Before you watch the video, take a few minutes for group members to share their dominant temperaments. It is perfectly normal for people to push back or disagree with their results. (You may need to remind your group of this.) The Common Assessment Questions on page 38 have helpful guidance for anyone confused about or skeptical of their results.
In the video, Kathleen defines the terms “introvert” and “extrovert” in a way that will likely be new to most of your group members. You may need to guide them through these new definitions as you discuss question two.
As you wrap up, remind everyone to complete the session reading and homework before your next gathering. Cast vision for the value of these “on your own” activities. They’re tremendously important in order to get the most from this study.
Session Three //
This session introduces four innate needs for each temperament. As you’ll see in the video, some people may not initially identify with their temperament’s needs. Question one allows them to voice those feelings. As the leader, it is not your job to convince them to feel otherwise. As they move forward in the study, they may find themselves agreeing more with material they don’t identify with right now.
This session’s homework includes an activity called How Do I Define It? It may be the most impactful part of this study for some people. Consider mentioning this with your homework reminder at the end of the group discussion.
Session Four //
Warning: the term “manipulate” used in this session can evoke strong reactions. Be prepared for this as your group discusses question one. The dictionary definition of the word provided may be helpful. As you discuss the rest of the questions, recognize that group members may talk about behavior they regret or relationships they’ve been wounded by. Celebrate this authenticity and be sure your group responds with support and confidentiality.
Again, remind your group to complete the session reading and homework on their own before your next gathering.
Session Five //
This session begins applying the temperament framework to others.
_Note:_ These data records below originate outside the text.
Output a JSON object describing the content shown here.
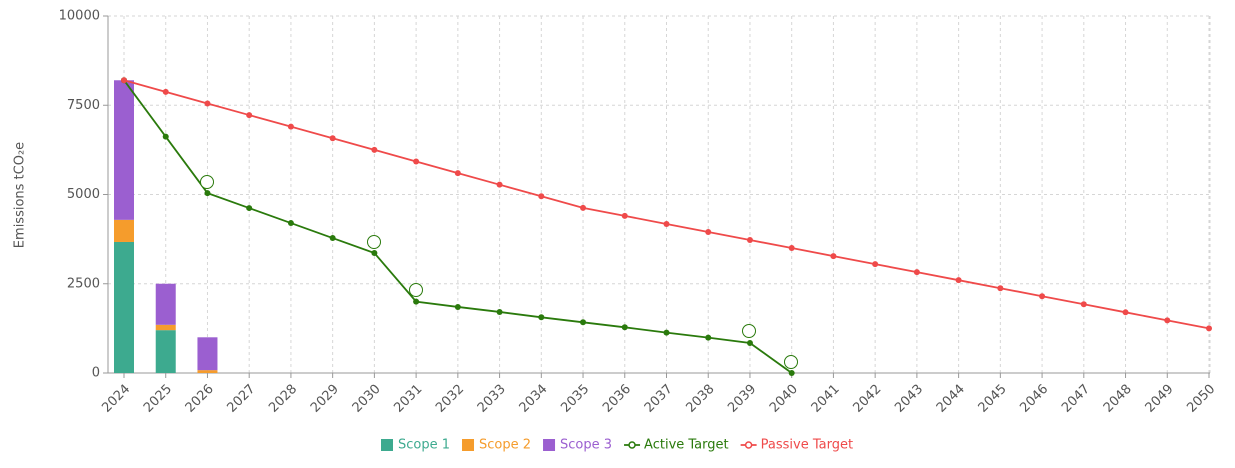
{
  "chart_data": {
    "type": "combo",
    "y_label": "Emissions tCO₂e",
    "categories": [
      "2024",
      "2025",
      "2026",
      "2027",
      "2028",
      "2029",
      "2030",
      "2031",
      "2032",
      "2033",
      "2034",
      "2035",
      "2036",
      "2037",
      "2038",
      "2039",
      "2040",
      "2041",
      "2042",
      "2043",
      "2044",
      "2045",
      "2046",
      "2047",
      "2048",
      "2049",
      "2050"
    ],
    "ylim": [
      0,
      10000
    ],
    "yticks": [
      0,
      2500,
      5000,
      7500,
      10000
    ],
    "grid": true,
    "stacked": true,
    "legend": "bottom",
    "series": [
      {
        "name": "Scope 1",
        "type": "bar",
        "color": "#3daa8f",
        "values": [
          3670,
          1200,
          0,
          null,
          null,
          null,
          null,
          null,
          null,
          null,
          null,
          null,
          null,
          null,
          null,
          null,
          null,
          null,
          null,
          null,
          null,
          null,
          null,
          null,
          null,
          null,
          null
        ]
      },
      {
        "name": "Scope 2",
        "type": "bar",
        "color": "#f59c2c",
        "values": [
          620,
          150,
          80,
          null,
          null,
          null,
          null,
          null,
          null,
          null,
          null,
          null,
          null,
          null,
          null,
          null,
          null,
          null,
          null,
          null,
          null,
          null,
          null,
          null,
          null,
          null,
          null
        ]
      },
      {
        "name": "Scope 3",
        "type": "bar",
        "color": "#9b5fd0",
        "values": [
          3910,
          1150,
          920,
          null,
          null,
          null,
          null,
          null,
          null,
          null,
          null,
          null,
          null,
          null,
          null,
          null,
          null,
          null,
          null,
          null,
          null,
          null,
          null,
          null,
          null,
          null,
          null
        ]
      },
      {
        "name": "Active Target",
        "type": "line",
        "color": "#2a7a0c",
        "values": [
          8200,
          6620,
          5040,
          4620,
          4200,
          3780,
          3360,
          2000,
          1850,
          1710,
          1560,
          1420,
          1280,
          1130,
          990,
          840,
          0,
          null,
          null,
          null,
          null,
          null,
          null,
          null,
          null,
          null,
          null
        ]
      },
      {
        "name": "Passive Target",
        "type": "line",
        "color": "#ef4a4a",
        "values": [
          8200,
          7875,
          7550,
          7225,
          6900,
          6575,
          6250,
          5925,
          5600,
          5275,
          4950,
          4625,
          4400,
          4175,
          3950,
          3725,
          3500,
          3275,
          3050,
          2825,
          2600,
          2375,
          2150,
          1925,
          1700,
          1475,
          1250
        ]
      }
    ]
  }
}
The video is 35 minutes long; if possible, read the questions ahead of time so you can prioritize your favorites.
This session’s homework includes an activity called Talk It Over. If your group includes married couples, work teams, or other pairings, encourage them to do this activity together before your next gathering. Or consider making time for it at the beginning of your next meeting if your group members aren’t able to complete their homework.
Session Six //
Before you begin the Session Six video, discuss the “Opening Question” on page 106. Also, consider debriefing the Talk It Over homework exercise (or making time to do it together if you didn’t last session).
Question three of the group discussion invites group members to talk about parts of the temperaments framework they still don’t understand. Often, others can clarify these points of confusion, so make space in your discussion for the group to talk about what’s brought up. If your entire group is stumped, you can submit your question(s) at iSaidYouHeard.study/askKathleen.
As you wrap up the study, take time to celebrate any positive changes group members may have made. If possible, check in with one another in six months with a reminder of this material and encouragement to “be a builder” with your words.
GENERAL GROUP TIPS
If you are the lead facilitator of the discussion questions, here are three things to consider:
Cultivate Discussion // Your role as the leader is to create an environment in which people feel safe to share their thoughts. Set the example by authentically sharing yours. You are not expected to be the expert, so resist any pressure to have all the answers.
Stay on Track // Allow open discussion, but make sure the conversation stays on topic. Don’t let it veer off on tangents. Go with the flow, but be ready to nudge the conversation in the right direction when necessary.
Pray // This is the most important thing you can do as a leader and as a group. Pray for one another’s needs and for the wisdom and courage to apply what you learned in this study.